The watchdog Knight Commission Thursday made recommendations to keep the financial road hogs of college sports in their own lanes, even as finalization of new conference alignments appeared to make such a task impossible.

After an 18-month study of the "arms race" at the elite level of collegiate athletics, the commission proposed public transparency and revised balance in hopes of motivating school presidents to curb "unsustainable" athletic spending.

The study found that the Big 12 and Big 10 conferences, both of which have been just reshaped by high-profile football powers in search of additional money streams, had expenditures per athlete outpacing student funding by 9.0 and 6.8 percent, respectively.

Moves by Nebraska (Big 12 to Big 10) and Colorado (Big 12 to Pac-10) for more lucrative payouts, plus Texas' subsequent use of its winning brand to demand extra millions in holding together the rest of the Big 12, reinforced the growing Have-vs.-Have Not lopsidedness.

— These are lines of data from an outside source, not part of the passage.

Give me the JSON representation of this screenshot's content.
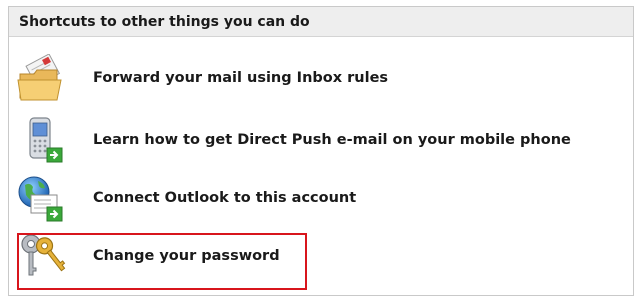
{
  "panel": {
    "title": "Shortcuts to other things you can do"
  },
  "shortcuts": [
    {
      "icon": "mail-folder-icon",
      "label": "Forward your mail using Inbox rules"
    },
    {
      "icon": "mobile-phone-icon",
      "label": "Learn how to get Direct Push e-mail on your mobile phone"
    },
    {
      "icon": "globe-mail-icon",
      "label": "Connect Outlook to this account"
    },
    {
      "icon": "keys-icon",
      "label": "Change your password"
    }
  ],
  "colors": {
    "highlight": "#d8151c",
    "header_bg": "#eeeeee",
    "arrow_green": "#3aa83a"
  }
}
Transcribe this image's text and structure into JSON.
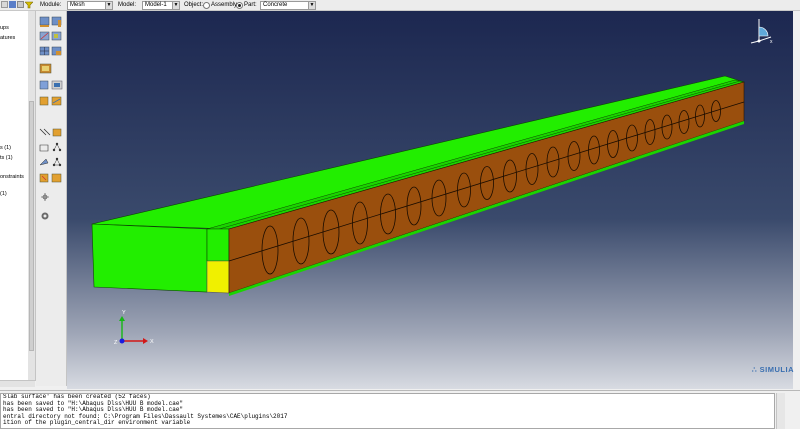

Knight commission co-chairmen William Kirwan, the University of Maryland chancellor, and SMU president Gerald Turner admitted that the conference shuffles will lead to yet greater imbalance, not only between the large and small leagues but also within the top conferences.

But the additional funds generated by the most successful athletic departments, Turner argued, simply "get absorbed by higher coaching salaries and whatever else is needed to stay on top, and nothing really changes, except the health of all the schools."

By urging disclosure of athletic and academic spending by all NCAA members, the commission contends that college presidents will be empowered to "work collectively" to keep athletic spending in check. The report predicts, at the current rate, athletic budgets at the top programs will exceed $250 million by 2020, advancing the "winner-take-all" pattern.

The commission recommended requiring a 50 percent team graduation rate, for sharing in conference members' postseason TV money, to reduce the trend toward the professionalization of college sports, among other things.

The recent mad scramble for more income through better conference affiliations are in direct contrast to the Knight suggestions. "We didn't get into this extraordinary fiscal imbalance overnight," Kirwan said, "and we're not going to get out of it tomorrow. What we're doing, we hope, is starting down a path that will bring the right kind of balance in expenditures on athletics and academics."